São conhecidos vários métodos de diversificação alimentar. Na forma tradicional há maior risco de perpetuar a ingestão dos purés de legumes e de fruta para além do tempo desejável, o que diminui o estímulo da mastigação, limita a autonomia da criança e aumenta o risco de sobrealimentação e de sobrecarga de açúcar. No BLW (Baby Led Weaning), a criança come alimentos inteiros, quando e como quer. Embora sejam mais autónomas, estas crianças correm o risco de ingerir dietas pobres em ferro e com baixa densidade energética. O método BLISS (Baby Led Introduction to SolidS) tenta colmatar essas lacunas controlando as proporções dos diferentes alimentos ingeridos. Os regimes vegetarianos requerem cuidados particulares e vigilância médica específica. Uma forma mista que reúna as vantagens de cada um e adaptada às características de cada criança constituirá, seguramente, o método ideal.

O uso dos recursos autóctones justifica a disparidade geográfica dos regimes alimentares. A globalização e a maior facilidade de transporte de alimentos permitiram-nos testar novos sabores e paladares, mas transformaram profundamente os hábitos tradicionais. Para além de menos sustentáveis, uma miscelânea inadequada pode adulterar regimes muito completos e saudáveis, com consequentes carências alimentares e sequelas a curto/longo prazo. As crianças e os adolescentes constituem um grupo particularmente vulnerável.

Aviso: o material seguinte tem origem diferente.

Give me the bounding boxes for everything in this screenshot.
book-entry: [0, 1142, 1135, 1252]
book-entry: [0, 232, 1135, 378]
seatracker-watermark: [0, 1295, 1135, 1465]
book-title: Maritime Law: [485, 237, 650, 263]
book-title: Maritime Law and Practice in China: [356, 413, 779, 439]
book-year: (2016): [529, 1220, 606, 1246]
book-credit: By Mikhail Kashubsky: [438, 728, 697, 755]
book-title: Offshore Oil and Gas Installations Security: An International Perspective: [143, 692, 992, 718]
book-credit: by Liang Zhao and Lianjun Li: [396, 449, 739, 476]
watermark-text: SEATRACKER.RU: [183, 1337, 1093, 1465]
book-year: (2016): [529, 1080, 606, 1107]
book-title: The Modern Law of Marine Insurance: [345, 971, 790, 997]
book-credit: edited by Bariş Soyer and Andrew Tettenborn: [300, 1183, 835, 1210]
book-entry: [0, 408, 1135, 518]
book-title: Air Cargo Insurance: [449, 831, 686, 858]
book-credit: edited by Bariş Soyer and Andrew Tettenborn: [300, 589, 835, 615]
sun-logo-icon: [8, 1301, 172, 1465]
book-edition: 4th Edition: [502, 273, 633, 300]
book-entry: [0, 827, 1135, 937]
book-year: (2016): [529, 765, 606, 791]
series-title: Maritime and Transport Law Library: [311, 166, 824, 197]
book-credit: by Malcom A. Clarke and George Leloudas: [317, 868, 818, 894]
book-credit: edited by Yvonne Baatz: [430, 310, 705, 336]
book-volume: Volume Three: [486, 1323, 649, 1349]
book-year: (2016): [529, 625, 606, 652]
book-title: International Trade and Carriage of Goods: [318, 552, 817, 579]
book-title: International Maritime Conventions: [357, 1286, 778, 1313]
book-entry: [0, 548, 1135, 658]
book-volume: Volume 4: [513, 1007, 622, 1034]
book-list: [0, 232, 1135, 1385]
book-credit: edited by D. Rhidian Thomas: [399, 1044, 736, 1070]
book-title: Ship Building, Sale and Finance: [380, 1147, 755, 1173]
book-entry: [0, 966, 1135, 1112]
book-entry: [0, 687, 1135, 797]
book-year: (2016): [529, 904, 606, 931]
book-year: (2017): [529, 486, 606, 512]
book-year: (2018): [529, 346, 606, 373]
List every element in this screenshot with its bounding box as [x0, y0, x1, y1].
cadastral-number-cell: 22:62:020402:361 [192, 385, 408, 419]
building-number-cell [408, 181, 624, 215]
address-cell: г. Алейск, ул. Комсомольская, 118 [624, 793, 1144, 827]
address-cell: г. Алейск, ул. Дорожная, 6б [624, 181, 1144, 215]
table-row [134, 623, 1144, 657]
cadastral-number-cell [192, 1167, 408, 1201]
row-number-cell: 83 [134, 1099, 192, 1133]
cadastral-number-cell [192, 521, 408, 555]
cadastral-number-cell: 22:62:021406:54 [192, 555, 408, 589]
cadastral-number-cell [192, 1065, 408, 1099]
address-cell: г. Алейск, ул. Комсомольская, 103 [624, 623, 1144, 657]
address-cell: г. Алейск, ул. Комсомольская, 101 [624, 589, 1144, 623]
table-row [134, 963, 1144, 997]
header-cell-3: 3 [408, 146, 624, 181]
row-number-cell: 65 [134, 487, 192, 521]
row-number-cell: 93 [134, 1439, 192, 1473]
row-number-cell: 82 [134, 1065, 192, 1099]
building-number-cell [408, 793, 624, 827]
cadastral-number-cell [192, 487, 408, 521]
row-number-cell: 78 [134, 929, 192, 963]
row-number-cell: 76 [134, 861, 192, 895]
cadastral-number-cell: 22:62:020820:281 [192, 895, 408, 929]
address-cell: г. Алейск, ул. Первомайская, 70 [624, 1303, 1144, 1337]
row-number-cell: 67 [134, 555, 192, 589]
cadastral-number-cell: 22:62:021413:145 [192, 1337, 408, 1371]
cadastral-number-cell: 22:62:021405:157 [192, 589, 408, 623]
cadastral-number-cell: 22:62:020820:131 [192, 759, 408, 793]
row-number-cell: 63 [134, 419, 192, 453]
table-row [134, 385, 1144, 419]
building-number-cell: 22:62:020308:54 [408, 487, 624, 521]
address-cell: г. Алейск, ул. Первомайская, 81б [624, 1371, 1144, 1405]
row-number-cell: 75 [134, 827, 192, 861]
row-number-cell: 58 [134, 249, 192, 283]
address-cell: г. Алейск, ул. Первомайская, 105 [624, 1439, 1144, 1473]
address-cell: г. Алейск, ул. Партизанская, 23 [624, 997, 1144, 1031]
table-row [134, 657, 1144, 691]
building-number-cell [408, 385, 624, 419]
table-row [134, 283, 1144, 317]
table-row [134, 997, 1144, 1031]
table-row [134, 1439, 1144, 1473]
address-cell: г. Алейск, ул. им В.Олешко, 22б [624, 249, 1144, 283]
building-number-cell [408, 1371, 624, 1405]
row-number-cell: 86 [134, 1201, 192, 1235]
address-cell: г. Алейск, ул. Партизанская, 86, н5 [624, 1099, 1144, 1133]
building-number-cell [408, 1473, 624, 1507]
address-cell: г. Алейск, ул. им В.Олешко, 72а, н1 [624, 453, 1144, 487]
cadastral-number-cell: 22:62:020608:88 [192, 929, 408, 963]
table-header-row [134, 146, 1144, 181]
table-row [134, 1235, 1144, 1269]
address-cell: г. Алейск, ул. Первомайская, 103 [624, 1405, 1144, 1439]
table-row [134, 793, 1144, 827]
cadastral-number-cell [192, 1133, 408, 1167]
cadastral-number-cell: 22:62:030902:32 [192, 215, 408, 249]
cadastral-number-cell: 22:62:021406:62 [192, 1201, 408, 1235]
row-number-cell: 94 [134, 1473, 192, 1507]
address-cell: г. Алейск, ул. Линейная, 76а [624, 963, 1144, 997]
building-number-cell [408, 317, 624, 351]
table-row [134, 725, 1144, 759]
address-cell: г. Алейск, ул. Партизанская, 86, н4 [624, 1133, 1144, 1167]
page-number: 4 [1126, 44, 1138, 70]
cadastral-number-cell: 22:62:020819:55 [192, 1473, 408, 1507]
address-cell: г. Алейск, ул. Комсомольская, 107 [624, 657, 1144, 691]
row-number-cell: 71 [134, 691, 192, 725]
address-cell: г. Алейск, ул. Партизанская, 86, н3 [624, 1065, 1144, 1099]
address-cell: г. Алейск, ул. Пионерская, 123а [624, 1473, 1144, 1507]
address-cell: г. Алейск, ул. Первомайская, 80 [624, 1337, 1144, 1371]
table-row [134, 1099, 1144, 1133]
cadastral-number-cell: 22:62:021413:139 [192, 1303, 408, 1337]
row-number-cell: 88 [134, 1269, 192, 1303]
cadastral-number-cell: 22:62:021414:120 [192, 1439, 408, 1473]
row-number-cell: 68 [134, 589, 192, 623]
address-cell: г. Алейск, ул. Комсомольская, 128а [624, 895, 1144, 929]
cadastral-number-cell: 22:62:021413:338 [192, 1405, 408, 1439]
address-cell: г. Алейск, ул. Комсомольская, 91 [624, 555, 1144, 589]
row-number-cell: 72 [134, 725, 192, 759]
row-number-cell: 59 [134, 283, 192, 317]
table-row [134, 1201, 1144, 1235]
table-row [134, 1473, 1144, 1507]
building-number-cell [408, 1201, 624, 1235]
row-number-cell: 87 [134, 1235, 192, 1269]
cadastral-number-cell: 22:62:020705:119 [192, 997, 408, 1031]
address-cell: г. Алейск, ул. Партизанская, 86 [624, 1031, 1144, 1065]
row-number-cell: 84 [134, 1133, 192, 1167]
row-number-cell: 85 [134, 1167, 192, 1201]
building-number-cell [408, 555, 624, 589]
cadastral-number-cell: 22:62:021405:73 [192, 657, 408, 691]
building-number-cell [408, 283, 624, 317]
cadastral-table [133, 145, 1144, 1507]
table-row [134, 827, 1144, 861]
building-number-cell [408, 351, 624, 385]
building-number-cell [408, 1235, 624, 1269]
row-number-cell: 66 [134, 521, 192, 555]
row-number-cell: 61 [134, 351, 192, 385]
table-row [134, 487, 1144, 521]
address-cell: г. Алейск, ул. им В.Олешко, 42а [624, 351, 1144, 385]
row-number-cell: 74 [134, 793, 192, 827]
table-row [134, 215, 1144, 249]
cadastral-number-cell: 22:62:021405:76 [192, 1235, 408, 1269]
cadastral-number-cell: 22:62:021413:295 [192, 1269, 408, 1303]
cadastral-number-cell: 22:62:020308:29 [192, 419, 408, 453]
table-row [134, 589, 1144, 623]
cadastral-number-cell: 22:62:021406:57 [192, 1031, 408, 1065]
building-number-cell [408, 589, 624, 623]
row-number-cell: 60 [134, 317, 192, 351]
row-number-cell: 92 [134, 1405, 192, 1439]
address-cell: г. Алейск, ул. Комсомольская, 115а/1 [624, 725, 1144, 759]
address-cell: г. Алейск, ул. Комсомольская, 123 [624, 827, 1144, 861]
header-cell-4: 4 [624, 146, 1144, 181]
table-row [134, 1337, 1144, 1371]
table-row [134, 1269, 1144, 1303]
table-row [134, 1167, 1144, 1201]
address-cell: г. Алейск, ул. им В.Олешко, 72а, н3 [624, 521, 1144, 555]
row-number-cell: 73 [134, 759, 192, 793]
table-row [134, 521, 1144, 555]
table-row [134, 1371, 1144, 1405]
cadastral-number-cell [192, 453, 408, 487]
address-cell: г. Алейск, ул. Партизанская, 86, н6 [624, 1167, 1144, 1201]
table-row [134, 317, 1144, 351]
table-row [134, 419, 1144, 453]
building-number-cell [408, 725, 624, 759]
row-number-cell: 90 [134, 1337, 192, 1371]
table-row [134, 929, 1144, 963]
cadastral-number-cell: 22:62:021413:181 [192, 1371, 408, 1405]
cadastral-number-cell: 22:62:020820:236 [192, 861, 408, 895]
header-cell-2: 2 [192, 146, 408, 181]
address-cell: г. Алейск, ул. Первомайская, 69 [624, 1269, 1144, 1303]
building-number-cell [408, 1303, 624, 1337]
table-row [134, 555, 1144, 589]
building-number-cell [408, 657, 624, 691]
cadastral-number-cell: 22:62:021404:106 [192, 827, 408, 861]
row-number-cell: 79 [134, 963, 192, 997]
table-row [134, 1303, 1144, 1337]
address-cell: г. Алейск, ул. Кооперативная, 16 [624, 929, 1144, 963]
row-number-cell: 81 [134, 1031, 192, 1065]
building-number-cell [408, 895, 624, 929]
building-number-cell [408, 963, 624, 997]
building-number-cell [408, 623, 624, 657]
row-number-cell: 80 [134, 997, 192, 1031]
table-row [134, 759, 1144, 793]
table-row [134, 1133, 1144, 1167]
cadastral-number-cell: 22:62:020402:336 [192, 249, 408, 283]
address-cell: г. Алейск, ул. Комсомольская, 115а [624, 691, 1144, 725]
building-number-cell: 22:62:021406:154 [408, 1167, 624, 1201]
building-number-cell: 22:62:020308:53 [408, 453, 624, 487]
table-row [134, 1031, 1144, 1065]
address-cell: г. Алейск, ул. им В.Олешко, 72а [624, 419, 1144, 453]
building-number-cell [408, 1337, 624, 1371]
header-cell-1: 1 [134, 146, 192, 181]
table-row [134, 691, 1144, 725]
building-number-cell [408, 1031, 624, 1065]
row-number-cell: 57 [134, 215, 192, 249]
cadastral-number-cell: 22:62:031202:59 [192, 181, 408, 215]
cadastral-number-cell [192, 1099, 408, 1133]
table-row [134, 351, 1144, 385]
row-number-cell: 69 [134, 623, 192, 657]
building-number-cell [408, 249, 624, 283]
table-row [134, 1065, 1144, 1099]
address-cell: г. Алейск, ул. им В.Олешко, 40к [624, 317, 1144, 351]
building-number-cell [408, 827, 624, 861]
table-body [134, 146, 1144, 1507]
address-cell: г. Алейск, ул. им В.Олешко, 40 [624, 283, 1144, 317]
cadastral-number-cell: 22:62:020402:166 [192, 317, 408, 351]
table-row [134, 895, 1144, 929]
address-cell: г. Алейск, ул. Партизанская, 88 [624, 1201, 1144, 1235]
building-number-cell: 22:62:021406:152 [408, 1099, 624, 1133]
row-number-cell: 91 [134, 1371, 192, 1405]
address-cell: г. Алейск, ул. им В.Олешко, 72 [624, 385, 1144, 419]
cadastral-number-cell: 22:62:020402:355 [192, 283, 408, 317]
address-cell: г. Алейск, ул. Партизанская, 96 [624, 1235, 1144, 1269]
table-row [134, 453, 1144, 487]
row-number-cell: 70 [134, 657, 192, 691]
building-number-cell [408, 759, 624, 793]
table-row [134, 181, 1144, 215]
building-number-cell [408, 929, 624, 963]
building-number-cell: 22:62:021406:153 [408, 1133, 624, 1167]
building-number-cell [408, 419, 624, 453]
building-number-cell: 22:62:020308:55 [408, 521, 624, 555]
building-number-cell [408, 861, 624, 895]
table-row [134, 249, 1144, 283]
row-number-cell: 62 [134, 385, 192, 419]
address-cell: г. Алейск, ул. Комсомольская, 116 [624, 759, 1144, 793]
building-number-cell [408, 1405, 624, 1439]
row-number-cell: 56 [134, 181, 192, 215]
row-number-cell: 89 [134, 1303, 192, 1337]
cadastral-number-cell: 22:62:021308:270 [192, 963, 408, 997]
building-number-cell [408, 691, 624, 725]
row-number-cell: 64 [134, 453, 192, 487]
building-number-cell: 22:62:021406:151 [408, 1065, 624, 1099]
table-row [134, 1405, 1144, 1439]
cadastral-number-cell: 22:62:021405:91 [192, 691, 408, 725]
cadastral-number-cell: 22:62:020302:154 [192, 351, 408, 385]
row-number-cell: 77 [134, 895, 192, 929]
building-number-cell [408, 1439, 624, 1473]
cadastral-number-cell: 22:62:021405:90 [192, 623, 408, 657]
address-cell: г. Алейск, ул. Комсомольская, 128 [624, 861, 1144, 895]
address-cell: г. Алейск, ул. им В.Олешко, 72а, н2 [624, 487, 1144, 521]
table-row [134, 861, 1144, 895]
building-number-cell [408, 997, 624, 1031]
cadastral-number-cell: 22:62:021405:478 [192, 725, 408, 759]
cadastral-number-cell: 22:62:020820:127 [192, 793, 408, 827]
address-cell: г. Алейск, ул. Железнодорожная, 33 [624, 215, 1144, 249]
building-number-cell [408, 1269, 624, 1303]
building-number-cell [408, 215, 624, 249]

Em 2013 a UNESCO enalteceu a dieta mediterrânica decretando-a como património cultural imaterial da Humanidade. Em 2011 Valagão definiu-a como sendo “uma cozinha simples, que tem na sua base as sopas, os cozidos, os ensopados e as caldeiradas, onde se incorporam os produtos hortícolas e as leguminosas, com quantidades modestas de carne e que usa como condimentos a cebola, o alho e as ervas aromáticas para enriquecer os seus sabores e aromas. Esta simplicidade contrasta com uma culinária mais rica e elaborada reservada apenas para os dias de festa”. A roda dos alimentos ilustra a composição e a proporção ideal das diferentes categorias de alimentos, que devem ser preferencialmente frescos, sazonais e produzidos na proximidade geográfica. Deve ser fomentado o consumo dos legumes, das frutas e das leguminosas. O sal, o açúcar e as gorduras devem ser evitados e, porque estes ingredientes são usados para preservar os alimentos processados, também estes devem ser evitados e a sua introdução deve ser protelada o mais possível.

Em 2017, a European Society for Paediatric Gastroenterology Hepatology and Nutrition (ESPGHAN) publicou as orientações internacionais mais recentes sobre diversificação alimentar e alimentação saudável. O Programa Nacional de Promoção de Alimentação Saudável (PNPAS), da Direção Geral da Saúde (DGS), adaptou as diretrizes internacionais à tradição nacional.

As cantinas escolares portuguesas são das mais saudáveis do mundo. Por outro lado, em 2019 Portugal foi um dos países pioneiros a homologar legislação que regula e limita a publicidade alimentar dirigida a menores de 16 anos. Contudo, o marketing digital continua a ser uma alternativa publicitária pouco regulamentada e capaz de exercer uma pressão muito elevada sobre as famílias. Existem inúmeros interesses comerciais subjacentes a alguns slogans enganadores (por exemplo, “alimento saudável”), mas capazes de seduzir pais, crianças e adolescentes pouco esclarecidos. Para elucidar sobre o perfil nutricional desejável dos diferentes produtos alimentares comercializados na Europa e destinados a crianças entre os 6 e os 36 meses de idade, a Organização Mundial de Saúde (OMS) emitiu, em 2022, o documento “Nutrient and Promotion Profile Model”. Já em 2024, em Portugal, a DGS publicou o documento “Guia para Influenciadores Digitais e Anunciantes”, que constitui um verdadeiro manual de regras e boas práticas de comunicação digital.

Por todas estas medidas Portugal tem sido apontado como uma referência internacional. Concomitantemente, também os cuidadores devem sustentar as suas opções em informação fidedigna, que deve ser oriunda de entidades idóneas e preferencialmente divulgada por profissionais de saúde. Os Pediatras, logo seguidos pelos Médicos de Medicina Geral e Familiar, continuam a ser os mais credenciados para esse efeito.